I grew up in the Los Angeles area (Pico Rivera) and lived in Orange and San Bernardino Counties. The amount of homeless “everywhere” was stunning. I was personally shocked by the numbers of people literally living on, under and around bridges as we drove through the region.
As I visited with my peers from many cities, it is clear that some level of collective intervention is needed. Law enforcement personnel have become mostly social workers and psudo-psychologists in dealing with persons living on the streets whose biggest crime seems to be simply trying to live in an untenable situation. The police and sheriff deputies have few resources at their disposal except to just push folks from one location to the next. Most have a shopping cart and a dog with all their belongings just piled in a heap.
Who are the homeless- literally every demographic……. from young to old, male and female, families, they are all there. Homeless are not just people with “issues”, they are people with no way to find housing
A noted urbanist and someone I have worked with in the past is Chapman University Professor Joel Kotkin the often controversial urbanist who once predicted that Los Angeles would become the “Calcutta” of the United States” based on the broadening income and economic disparity which will ultimately divide the classes. He points to the reduction in certain safety net programs (mental health is one) as fueling the divide. His prediction seems to be materializing.

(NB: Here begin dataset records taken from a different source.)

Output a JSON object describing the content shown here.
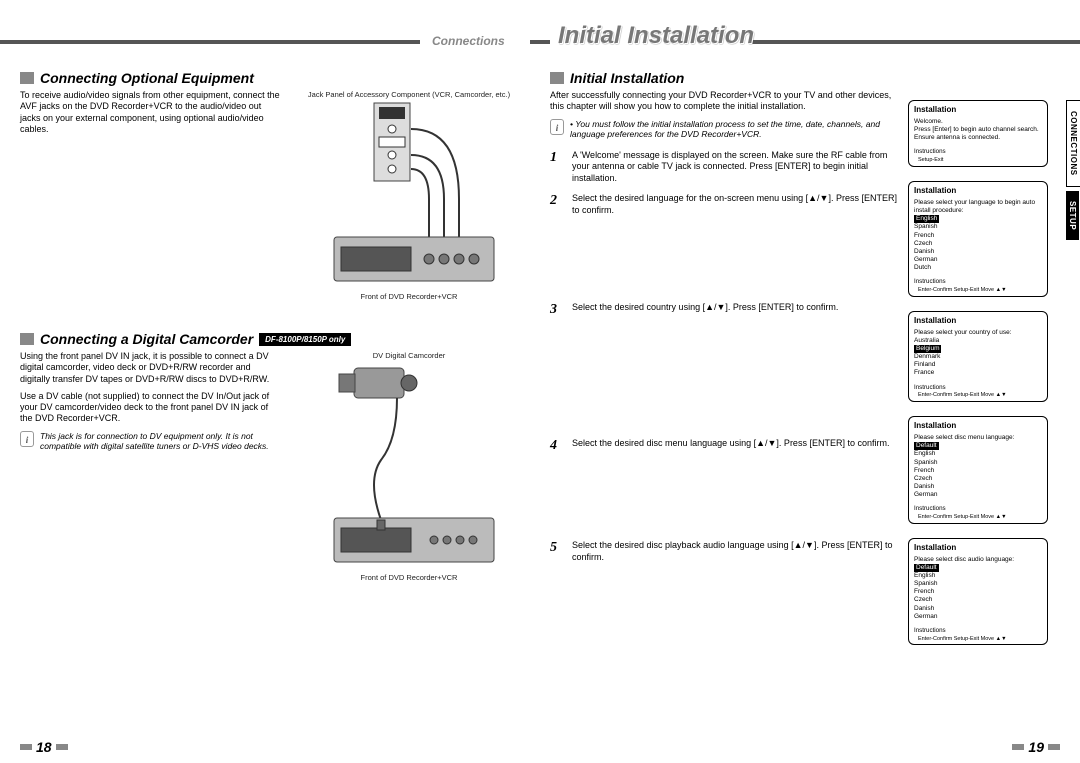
{
  "header": {
    "left_label": "Connections",
    "right_label": "Initial Installation"
  },
  "side_tabs": {
    "connections": "CONNECTIONS",
    "setup": "SETUP"
  },
  "left_page": {
    "sec1_title": "Connecting Optional Equipment",
    "sec1_body": "To receive audio/video signals from other equipment, connect the AVF jacks on the DVD Recorder+VCR to the audio/video out jacks on your external component, using optional audio/video cables.",
    "fig1_caption_top": "Jack Panel of Accessory Component (VCR, Camcorder, etc.)",
    "fig1_caption_bottom": "Front of DVD Recorder+VCR",
    "sec2_title": "Connecting a Digital Camcorder",
    "sec2_badge": "DF-8100P/8150P only",
    "sec2_body1": "Using the front panel DV IN jack, it is possible to connect a DV digital camcorder, video deck or DVD+R/RW recorder and digitally transfer DV tapes or DVD+R/RW discs to DVD+R/RW.",
    "sec2_body2": "Use a DV cable (not supplied) to connect the DV In/Out jack of your DV camcorder/video deck to the front panel DV IN jack of the DVD Recorder+VCR.",
    "sec2_note": "This jack is for connection to DV equipment only. It is not compatible with digital satellite tuners or D-VHS video decks.",
    "fig2_caption_top": "DV Digital Camcorder",
    "fig2_caption_bottom": "Front of DVD Recorder+VCR",
    "page_num": "18"
  },
  "right_page": {
    "sec_title": "Initial Installation",
    "intro": "After successfully connecting your DVD Recorder+VCR to your TV and other devices, this chapter will show you how to complete the initial installation.",
    "note": "You must follow the initial installation process to set the time, date, channels, and language preferences for the DVD Recorder+VCR.",
    "steps": [
      {
        "num": "1",
        "txt": "A 'Welcome' message is displayed on the screen. Make sure the RF cable from your antenna or cable TV jack is connected. Press [ENTER] to begin initial installation."
      },
      {
        "num": "2",
        "txt": "Select the desired language for the on-screen menu using [▲/▼]. Press [ENTER] to confirm."
      },
      {
        "num": "3",
        "txt": "Select the desired country using [▲/▼]. Press [ENTER] to confirm."
      },
      {
        "num": "4",
        "txt": "Select the desired disc menu language using [▲/▼]. Press [ENTER] to confirm."
      },
      {
        "num": "5",
        "txt": "Select the desired disc playback audio language using [▲/▼]. Press [ENTER] to confirm."
      }
    ],
    "ui_boxes": [
      {
        "title": "Installation",
        "lines": [
          "Welcome.",
          "Press [Enter] to begin auto channel search.",
          "Ensure antenna is connected."
        ],
        "instr": "Instructions",
        "footer": "Setup-Exit"
      },
      {
        "title": "Installation",
        "pre": "Please select your language to begin auto install procedure:",
        "items": [
          "English",
          "Spanish",
          "French",
          "Czech",
          "Danish",
          "German",
          "Dutch"
        ],
        "hl": 0,
        "instr": "Instructions",
        "footer": "Enter-Confirm   Setup-Exit   Move ▲▼"
      },
      {
        "title": "Installation",
        "pre": "Please select your country of use:",
        "items": [
          "Australia",
          "Belgium",
          "Denmark",
          "Finland",
          "France"
        ],
        "hl": 1,
        "instr": "Instructions",
        "footer": "Enter-Confirm   Setup-Exit   Move ▲▼"
      },
      {
        "title": "Installation",
        "pre": "Please select disc menu language:",
        "items": [
          "Default",
          "English",
          "Spanish",
          "French",
          "Czech",
          "Danish",
          "German"
        ],
        "hl": 0,
        "instr": "Instructions",
        "footer": "Enter-Confirm   Setup-Exit   Move ▲▼"
      },
      {
        "title": "Installation",
        "pre": "Please select disc audio language:",
        "items": [
          "Default",
          "English",
          "Spanish",
          "French",
          "Czech",
          "Danish",
          "German"
        ],
        "hl": 0,
        "instr": "Instructions",
        "footer": "Enter-Confirm   Setup-Exit   Move ▲▼"
      }
    ],
    "page_num": "19"
  }
}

In Yolo County, the problem is becoming pervasive. I will share that our Yolo Manager’s Group (Each City Manager and the County Manager), homeless are a regular topic. Woodland, Davis and West Sacramento all have HUGE issues with very little relief or answers in sight. Caltrans will tell you that their facilities are becoming extremely impacted by homeless seeking shelter. Because of climate, northern California issues pale in comparison to Southern California, but they are still very real.
For Winters, our homeless population is practically non-existent. This is mostly due to the lack of shelter and social services due to our very rural nature and population size. Our homeless population is either very temporary and is transient or they are the offshoot of family problems which have people more kicked out of homes for various durations.
A lot of heavy issues with no immediate or easy answers.